On Thursday 18 January 2007 02:28, Jan Engelhardt wrote:
> ...
>
> Over the years, people have managed to keep their files
> together. UNIX: ~, as always. DOS: Dedicated folder on C:,
> or another drive. Win 4.x-6.x: My Documents. Why would we
> suddenly need search engines?

Because now we have multi-hundred-gigabyte mass storage and that was not 
true even five years ago.


> People unable to label their 
> files properly (putting them into the right-named directory
> as a bonus) are a lost case like their files.

If you have a large library of publications, media, etc. then manual 
organization is impractical at best and impossible in general (owing to 
the fact that no single hierarchy adequately captures all required 
organizational schemes).

File names are often poor indicators of what a file contains.

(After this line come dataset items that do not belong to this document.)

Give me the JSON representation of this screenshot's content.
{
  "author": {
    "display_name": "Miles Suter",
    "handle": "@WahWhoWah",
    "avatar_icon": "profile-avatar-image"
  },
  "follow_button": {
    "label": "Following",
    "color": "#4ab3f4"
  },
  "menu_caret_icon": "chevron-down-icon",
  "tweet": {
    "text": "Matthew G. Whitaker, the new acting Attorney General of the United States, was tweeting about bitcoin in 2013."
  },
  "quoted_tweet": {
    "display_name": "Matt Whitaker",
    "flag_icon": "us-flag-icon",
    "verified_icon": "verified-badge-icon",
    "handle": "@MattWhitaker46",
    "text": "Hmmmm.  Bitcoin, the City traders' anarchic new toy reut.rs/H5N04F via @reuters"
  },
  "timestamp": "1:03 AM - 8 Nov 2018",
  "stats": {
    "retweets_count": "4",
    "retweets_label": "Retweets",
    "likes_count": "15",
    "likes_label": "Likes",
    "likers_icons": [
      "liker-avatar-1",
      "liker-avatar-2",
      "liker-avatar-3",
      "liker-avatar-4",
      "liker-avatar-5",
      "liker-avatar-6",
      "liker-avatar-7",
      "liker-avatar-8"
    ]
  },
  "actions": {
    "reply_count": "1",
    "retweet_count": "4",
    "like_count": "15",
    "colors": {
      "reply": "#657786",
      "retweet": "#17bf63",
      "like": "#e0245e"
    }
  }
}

For 
example, files retrieved from the ACM digital library have names that 
start with the primary author's surname followed by the starting page 
number of the article within the print publication in which it 
originally appeared. (With a ".pdf" suffix, of course.) Files retrieved 
from CiteSeer follow no naming convention at all and simply reflect 
what their author called them on the computer where the paper was 
prepared, and often the name does not hint at either the author or the 
subject of the paper.


Content-based access is sorely needed in today's computers.